The Millionaire Next Door by Thomas Stanley and William Danko–Stanley and Danko spent years surveying the habits of the richest people in America, and this is the result of that research. According to this book, the spending habits of America’s wealthy are not what you think. The images of glitz and glamour portrayed by the media are certainly exciting–but most people end up chasing after the diamond rings and the $5,000 suits and never accumulate any real wealth. If your goal is to be financially independent and to accumulate wealth, then give this book a read. I was certainly surprised by the information here, and it really helped me to change my thoughts and attitude about money.
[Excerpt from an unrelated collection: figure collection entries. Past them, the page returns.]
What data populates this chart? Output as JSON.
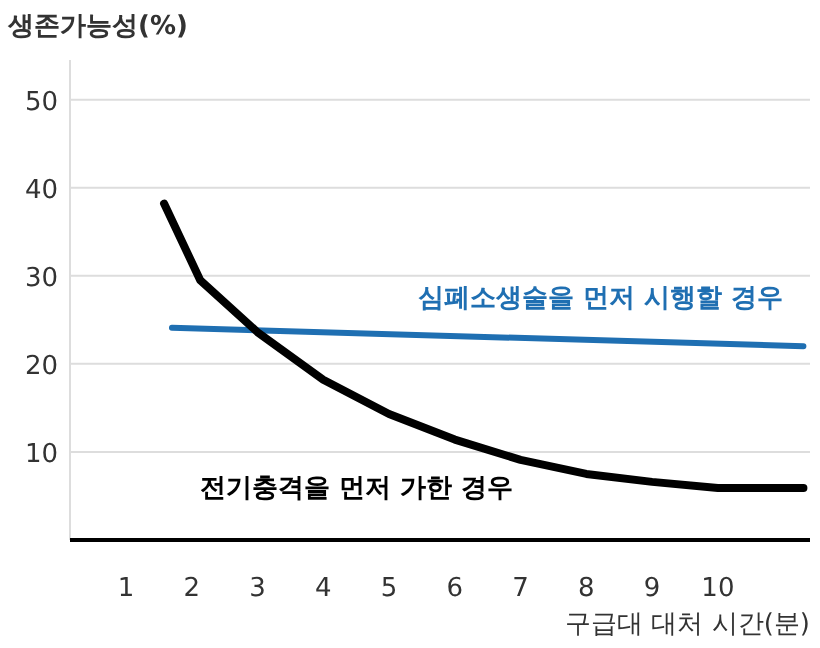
{
  "chart_data": {
    "type": "line",
    "ylabel": "생존가능성(%)",
    "xlabel": "구급대 대처 시간(분)",
    "xlim": [
      0.15,
      11.4
    ],
    "ylim": [
      0,
      54.5
    ],
    "xticks": [
      1,
      2,
      3,
      4,
      5,
      6,
      7,
      8,
      9,
      10
    ],
    "yticks": [
      10,
      20,
      30,
      40,
      50
    ],
    "grid": "y",
    "marker": "none",
    "line_style": "solid",
    "series": [
      {
        "name": "심폐소생술을 먼저 시행할 경우",
        "color": "#1f6fb2",
        "x": [
          1.7,
          11.3
        ],
        "values": [
          24.1,
          22.0
        ]
      },
      {
        "name": "전기충격을 먼저 가한 경우",
        "color": "#000000",
        "x": [
          1.58,
          2.13,
          3,
          4,
          5,
          6,
          7,
          8,
          9,
          10,
          11.3
        ],
        "values": [
          38.2,
          29.5,
          23.6,
          18.2,
          14.3,
          11.4,
          9.1,
          7.5,
          6.6,
          5.9,
          5.9
        ]
      }
    ]
  }
}
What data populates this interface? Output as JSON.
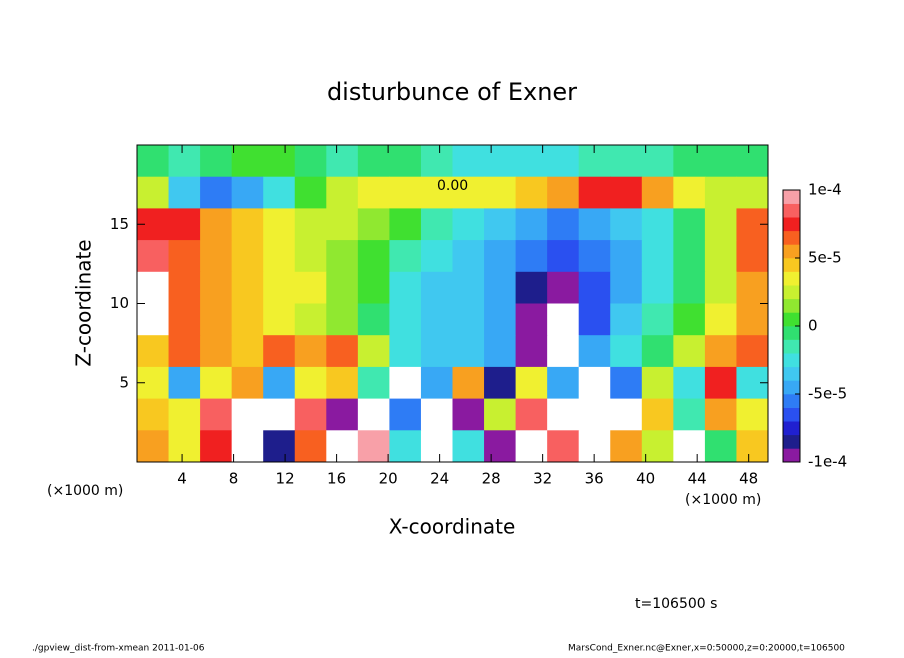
{
  "chart_data": {
    "type": "contour",
    "title": "disturbunce of Exner",
    "x_label": "X-coordinate",
    "y_label": "Z-coordinate",
    "x_units": "(×1000 m)",
    "time_label": "t=106500 s",
    "footer_left": "./gpview_dist-from-xmean  2011-01-06",
    "footer_right": "MarsCond_Exner.nc@Exner,x=0:50000,z=0:20000,t=106500",
    "contour_label": "0.00",
    "xlim": [
      0.5,
      49.5
    ],
    "ylim": [
      0,
      20
    ],
    "xticks": [
      4,
      8,
      12,
      16,
      20,
      24,
      28,
      32,
      36,
      40,
      44,
      48
    ],
    "yticks": [
      5,
      10,
      15
    ],
    "colorbar": {
      "lim": [
        -0.0001,
        0.0001
      ],
      "ticks": [
        {
          "value": 0.0001,
          "label": "1e-4"
        },
        {
          "value": 5e-05,
          "label": "5e-5"
        },
        0,
        {
          "value": -5e-05,
          "label": "-5e-5"
        },
        {
          "value": -0.0001,
          "label": "-1e-4"
        }
      ],
      "colors": [
        "#8a1aa0",
        "#1e1e8c",
        "#2020d0",
        "#2a50f0",
        "#2e7cf5",
        "#38a8f5",
        "#40c8f0",
        "#40e0e0",
        "#40e8b0",
        "#30e070",
        "#40e030",
        "#90e830",
        "#c8f030",
        "#f0f030",
        "#f8c820",
        "#f8a020",
        "#f86020",
        "#f02020",
        "#f86060",
        "#f8a0a8"
      ]
    },
    "z": [
      [
        -1e-05,
        -2e-05,
        -1e-05,
        0,
        0,
        -1e-05,
        -2e-05,
        -1e-05,
        -1e-05,
        -2e-05,
        -3e-05,
        -3e-05,
        -3e-05,
        -3e-05,
        -2e-05,
        -2e-05,
        -2e-05,
        -1e-05,
        -1e-05,
        -1e-05
      ],
      [
        2e-05,
        -4e-05,
        -6e-05,
        -5e-05,
        -3e-05,
        0,
        2e-05,
        3e-05,
        3e-05,
        3e-05,
        3e-05,
        3e-05,
        4e-05,
        5e-05,
        7e-05,
        7e-05,
        5e-05,
        3e-05,
        2e-05,
        2e-05
      ],
      [
        7e-05,
        7e-05,
        5e-05,
        4e-05,
        3e-05,
        2e-05,
        2e-05,
        1e-05,
        0,
        -2e-05,
        -3e-05,
        -4e-05,
        -5e-05,
        -6e-05,
        -5e-05,
        -4e-05,
        -3e-05,
        -1e-05,
        2e-05,
        6e-05
      ],
      [
        8e-05,
        6e-05,
        5e-05,
        4e-05,
        3e-05,
        2e-05,
        1e-05,
        0,
        -2e-05,
        -3e-05,
        -4e-05,
        -5e-05,
        -6e-05,
        -7e-05,
        -6e-05,
        -5e-05,
        -3e-05,
        -1e-05,
        2e-05,
        6e-05
      ],
      [
        0.00012,
        6e-05,
        5e-05,
        4e-05,
        3e-05,
        3e-05,
        1e-05,
        0,
        -3e-05,
        -4e-05,
        -4e-05,
        -5e-05,
        -8e-05,
        -9e-05,
        -7e-05,
        -5e-05,
        -3e-05,
        -1e-05,
        2e-05,
        5e-05
      ],
      [
        0.00012,
        6e-05,
        5e-05,
        4e-05,
        3e-05,
        2e-05,
        1e-05,
        -1e-05,
        -3e-05,
        -4e-05,
        -4e-05,
        -5e-05,
        -0.0001,
        -0.00012,
        -7e-05,
        -4e-05,
        -2e-05,
        0,
        3e-05,
        5e-05
      ],
      [
        4e-05,
        6e-05,
        5e-05,
        4e-05,
        6e-05,
        5e-05,
        6e-05,
        2e-05,
        -3e-05,
        -4e-05,
        -4e-05,
        -5e-05,
        -0.0001,
        -0.00012,
        -5e-05,
        -3e-05,
        -1e-05,
        2e-05,
        5e-05,
        6e-05
      ],
      [
        3e-05,
        -5e-05,
        3e-05,
        5e-05,
        -5e-05,
        3e-05,
        4e-05,
        -2e-05,
        0.00012,
        -5e-05,
        5e-05,
        -8e-05,
        3e-05,
        -5e-05,
        0.00012,
        -6e-05,
        2e-05,
        -3e-05,
        7e-05,
        -3e-05
      ],
      [
        4e-05,
        3e-05,
        8e-05,
        0.00012,
        -0.00012,
        8e-05,
        -0.0001,
        0.00012,
        -6e-05,
        0.00012,
        -9e-05,
        2e-05,
        8e-05,
        0.00012,
        -0.00012,
        0.00012,
        4e-05,
        -2e-05,
        5e-05,
        3e-05
      ],
      [
        5e-05,
        3e-05,
        7e-05,
        0.00012,
        -8e-05,
        6e-05,
        -0.00012,
        9e-05,
        -3e-05,
        0.00012,
        -3e-05,
        -9e-05,
        0.00012,
        8e-05,
        0.00012,
        5e-05,
        2e-05,
        0.00012,
        -1e-05,
        4e-05
      ]
    ]
  }
}
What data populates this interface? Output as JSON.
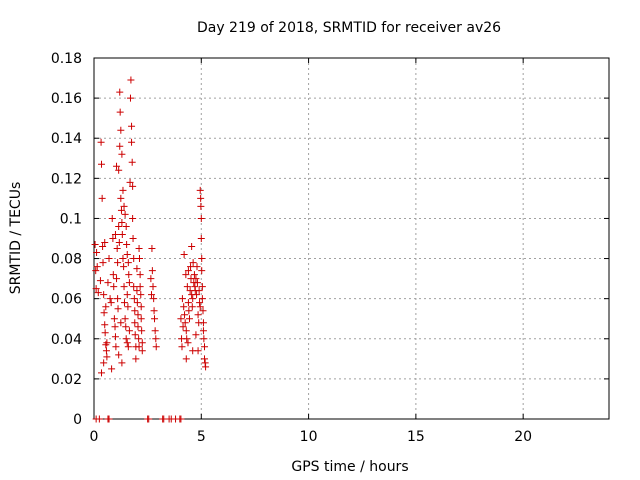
{
  "chart_data": {
    "type": "scatter",
    "title": "Day 219 of 2018, SRMTID for receiver av26",
    "xlabel": "GPS time / hours",
    "ylabel": "SRMTID / TECUs",
    "xlim": [
      0,
      24
    ],
    "ylim": [
      0,
      0.18
    ],
    "x_ticks": [
      0,
      5,
      10,
      15,
      20
    ],
    "x_tick_labels": [
      "0",
      "5",
      "10",
      "15",
      "20"
    ],
    "y_ticks": [
      0,
      0.02,
      0.04,
      0.06,
      0.08,
      0.1,
      0.12,
      0.14,
      0.16,
      0.18
    ],
    "y_tick_labels": [
      "0",
      "0.02",
      "0.04",
      "0.06",
      "0.08",
      "0.1",
      "0.12",
      "0.14",
      "0.16",
      "0.18"
    ],
    "grid": true,
    "marker": "plus",
    "color": "#cc0000",
    "series": [
      {
        "name": "SRMTID",
        "points": [
          [
            0.05,
            0.087
          ],
          [
            0.08,
            0.074
          ],
          [
            0.1,
            0.065
          ],
          [
            0.12,
            0.083
          ],
          [
            0.15,
            0.076
          ],
          [
            0.2,
            0.063
          ],
          [
            0.3,
            0.069
          ],
          [
            0.33,
            0.138
          ],
          [
            0.35,
            0.127
          ],
          [
            0.38,
            0.11
          ],
          [
            0.4,
            0.086
          ],
          [
            0.42,
            0.078
          ],
          [
            0.45,
            0.062
          ],
          [
            0.47,
            0.053
          ],
          [
            0.5,
            0.047
          ],
          [
            0.52,
            0.043
          ],
          [
            0.55,
            0.037
          ],
          [
            0.58,
            0.034
          ],
          [
            0.6,
            0.031
          ],
          [
            0.35,
            0.023
          ],
          [
            0.45,
            0.028
          ],
          [
            0.5,
            0.088
          ],
          [
            0.55,
            0.056
          ],
          [
            0.6,
            0.038
          ],
          [
            0.65,
            0.068
          ],
          [
            0.7,
            0.08
          ],
          [
            0.75,
            0.06
          ],
          [
            0.8,
            0.058
          ],
          [
            0.82,
            0.025
          ],
          [
            0.85,
            0.1
          ],
          [
            0.88,
            0.09
          ],
          [
            0.9,
            0.072
          ],
          [
            0.92,
            0.066
          ],
          [
            0.95,
            0.05
          ],
          [
            0.98,
            0.046
          ],
          [
            1.0,
            0.092
          ],
          [
            1.0,
            0.041
          ],
          [
            1.02,
            0.036
          ],
          [
            1.05,
            0.126
          ],
          [
            1.05,
            0.07
          ],
          [
            1.08,
            0.085
          ],
          [
            1.1,
            0.078
          ],
          [
            1.1,
            0.06
          ],
          [
            1.12,
            0.055
          ],
          [
            1.15,
            0.124
          ],
          [
            1.15,
            0.096
          ],
          [
            1.18,
            0.088
          ],
          [
            1.2,
            0.136
          ],
          [
            1.2,
            0.163
          ],
          [
            1.22,
            0.153
          ],
          [
            1.25,
            0.144
          ],
          [
            1.25,
            0.11
          ],
          [
            1.28,
            0.104
          ],
          [
            1.3,
            0.132
          ],
          [
            1.3,
            0.098
          ],
          [
            1.32,
            0.092
          ],
          [
            1.35,
            0.114
          ],
          [
            1.35,
            0.08
          ],
          [
            1.38,
            0.076
          ],
          [
            1.4,
            0.106
          ],
          [
            1.4,
            0.066
          ],
          [
            1.42,
            0.058
          ],
          [
            1.45,
            0.102
          ],
          [
            1.45,
            0.05
          ],
          [
            1.48,
            0.046
          ],
          [
            1.5,
            0.096
          ],
          [
            1.5,
            0.04
          ],
          [
            1.52,
            0.087
          ],
          [
            1.55,
            0.082
          ],
          [
            1.55,
            0.062
          ],
          [
            1.58,
            0.056
          ],
          [
            1.6,
            0.078
          ],
          [
            1.6,
            0.036
          ],
          [
            1.62,
            0.072
          ],
          [
            1.65,
            0.068
          ],
          [
            1.65,
            0.044
          ],
          [
            1.68,
            0.118
          ],
          [
            1.7,
            0.16
          ],
          [
            1.72,
            0.169
          ],
          [
            1.75,
            0.146
          ],
          [
            1.75,
            0.138
          ],
          [
            1.78,
            0.128
          ],
          [
            1.8,
            0.116
          ],
          [
            1.8,
            0.1
          ],
          [
            1.82,
            0.09
          ],
          [
            1.85,
            0.08
          ],
          [
            1.85,
            0.066
          ],
          [
            1.88,
            0.06
          ],
          [
            1.9,
            0.054
          ],
          [
            1.9,
            0.048
          ],
          [
            1.92,
            0.042
          ],
          [
            1.95,
            0.036
          ],
          [
            1.95,
            0.03
          ],
          [
            2.0,
            0.075
          ],
          [
            2.0,
            0.064
          ],
          [
            2.02,
            0.058
          ],
          [
            2.05,
            0.052
          ],
          [
            2.05,
            0.046
          ],
          [
            2.08,
            0.04
          ],
          [
            2.1,
            0.036
          ],
          [
            2.1,
            0.085
          ],
          [
            2.12,
            0.08
          ],
          [
            2.15,
            0.072
          ],
          [
            2.15,
            0.066
          ],
          [
            2.18,
            0.062
          ],
          [
            2.2,
            0.056
          ],
          [
            2.2,
            0.05
          ],
          [
            2.22,
            0.044
          ],
          [
            2.25,
            0.038
          ],
          [
            2.25,
            0.034
          ],
          [
            1.3,
            0.028
          ],
          [
            1.15,
            0.032
          ],
          [
            1.25,
            0.048
          ],
          [
            1.55,
            0.038
          ],
          [
            2.7,
            0.085
          ],
          [
            2.72,
            0.074
          ],
          [
            2.75,
            0.066
          ],
          [
            2.78,
            0.06
          ],
          [
            2.8,
            0.054
          ],
          [
            2.82,
            0.05
          ],
          [
            2.85,
            0.044
          ],
          [
            2.88,
            0.04
          ],
          [
            2.9,
            0.036
          ],
          [
            2.65,
            0.07
          ],
          [
            2.68,
            0.062
          ],
          [
            4.05,
            0.05
          ],
          [
            4.08,
            0.04
          ],
          [
            4.1,
            0.036
          ],
          [
            4.12,
            0.06
          ],
          [
            4.15,
            0.046
          ],
          [
            4.18,
            0.056
          ],
          [
            4.2,
            0.082
          ],
          [
            4.22,
            0.052
          ],
          [
            4.25,
            0.048
          ],
          [
            4.28,
            0.072
          ],
          [
            4.3,
            0.044
          ],
          [
            4.32,
            0.04
          ],
          [
            4.35,
            0.066
          ],
          [
            4.38,
            0.038
          ],
          [
            4.4,
            0.058
          ],
          [
            4.42,
            0.054
          ],
          [
            4.45,
            0.05
          ],
          [
            4.48,
            0.064
          ],
          [
            4.5,
            0.076
          ],
          [
            4.52,
            0.07
          ],
          [
            4.55,
            0.062
          ],
          [
            4.58,
            0.056
          ],
          [
            4.6,
            0.06
          ],
          [
            4.62,
            0.078
          ],
          [
            4.65,
            0.068
          ],
          [
            4.68,
            0.072
          ],
          [
            4.7,
            0.066
          ],
          [
            4.72,
            0.064
          ],
          [
            4.75,
            0.07
          ],
          [
            4.78,
            0.062
          ],
          [
            4.8,
            0.076
          ],
          [
            4.82,
            0.068
          ],
          [
            4.85,
            0.052
          ],
          [
            4.88,
            0.048
          ],
          [
            4.9,
            0.064
          ],
          [
            4.92,
            0.058
          ],
          [
            4.95,
            0.114
          ],
          [
            4.97,
            0.11
          ],
          [
            4.98,
            0.106
          ],
          [
            5.0,
            0.1
          ],
          [
            5.0,
            0.09
          ],
          [
            5.02,
            0.08
          ],
          [
            5.02,
            0.074
          ],
          [
            5.05,
            0.066
          ],
          [
            5.05,
            0.06
          ],
          [
            5.08,
            0.054
          ],
          [
            5.1,
            0.048
          ],
          [
            5.1,
            0.044
          ],
          [
            5.12,
            0.04
          ],
          [
            5.15,
            0.036
          ],
          [
            5.15,
            0.03
          ],
          [
            5.18,
            0.028
          ],
          [
            5.2,
            0.026
          ],
          [
            4.3,
            0.03
          ],
          [
            4.6,
            0.034
          ],
          [
            4.75,
            0.042
          ],
          [
            4.4,
            0.074
          ],
          [
            4.55,
            0.086
          ],
          [
            4.95,
            0.056
          ],
          [
            4.85,
            0.034
          ],
          [
            0.1,
            0.0
          ],
          [
            0.25,
            0.0
          ],
          [
            0.65,
            0.0
          ],
          [
            0.7,
            0.0
          ],
          [
            2.5,
            0.0
          ],
          [
            2.55,
            0.0
          ],
          [
            3.2,
            0.0
          ],
          [
            3.25,
            0.0
          ],
          [
            3.5,
            0.0
          ],
          [
            3.6,
            0.0
          ],
          [
            3.8,
            0.0
          ],
          [
            4.0,
            0.0
          ],
          [
            4.05,
            0.0
          ]
        ]
      }
    ]
  }
}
The Checklist Manifesto by Atul Gawande–My boss, a fan of the daily checklist himself, recommended this to me. Gawande, who is a surgeon (with a lot of other really amazing credentials), believes that the technology to make sure you get things right the first time is simple: the checklist. What I like about this book is that Gawande uses really good examples that I don’t think the average reader would think of. Some are from the medical field, but others are from fields like aviation and construction. That said, it’s about knowing what to do in complicated situations–like when a hospital patient experiences sudden, unexplained cardiac arrest. It’s a good book, but not if you’re looking for ways to boost productivity and knock things off your to-do list.
Why Wall Street Matters by William D. Cohan–If I believed in books everyone should read, this would be one of them. Anyone who is curious about how the U.S. financial system works, or anyone who is incredibly critical of Wall Street might benefit from reading this book. It’s not an indictment of capitalism, so if that’s what you’re looking for–go elsewhere. However, Cohan is a Democrat who votes Democrat; he also has been a banker on Wall Street and now writes a finance column for the New York Times. He knows what he’s talking about, and he covers the history of Wall Street from the beginning, discusses past financial crises as well as the 2008 financial crisis, examines legislation efforts to regulate banking in this country, and finally, and maybe most importantly to some, explains what the problem with Wall Street actually is and how we might rectify it.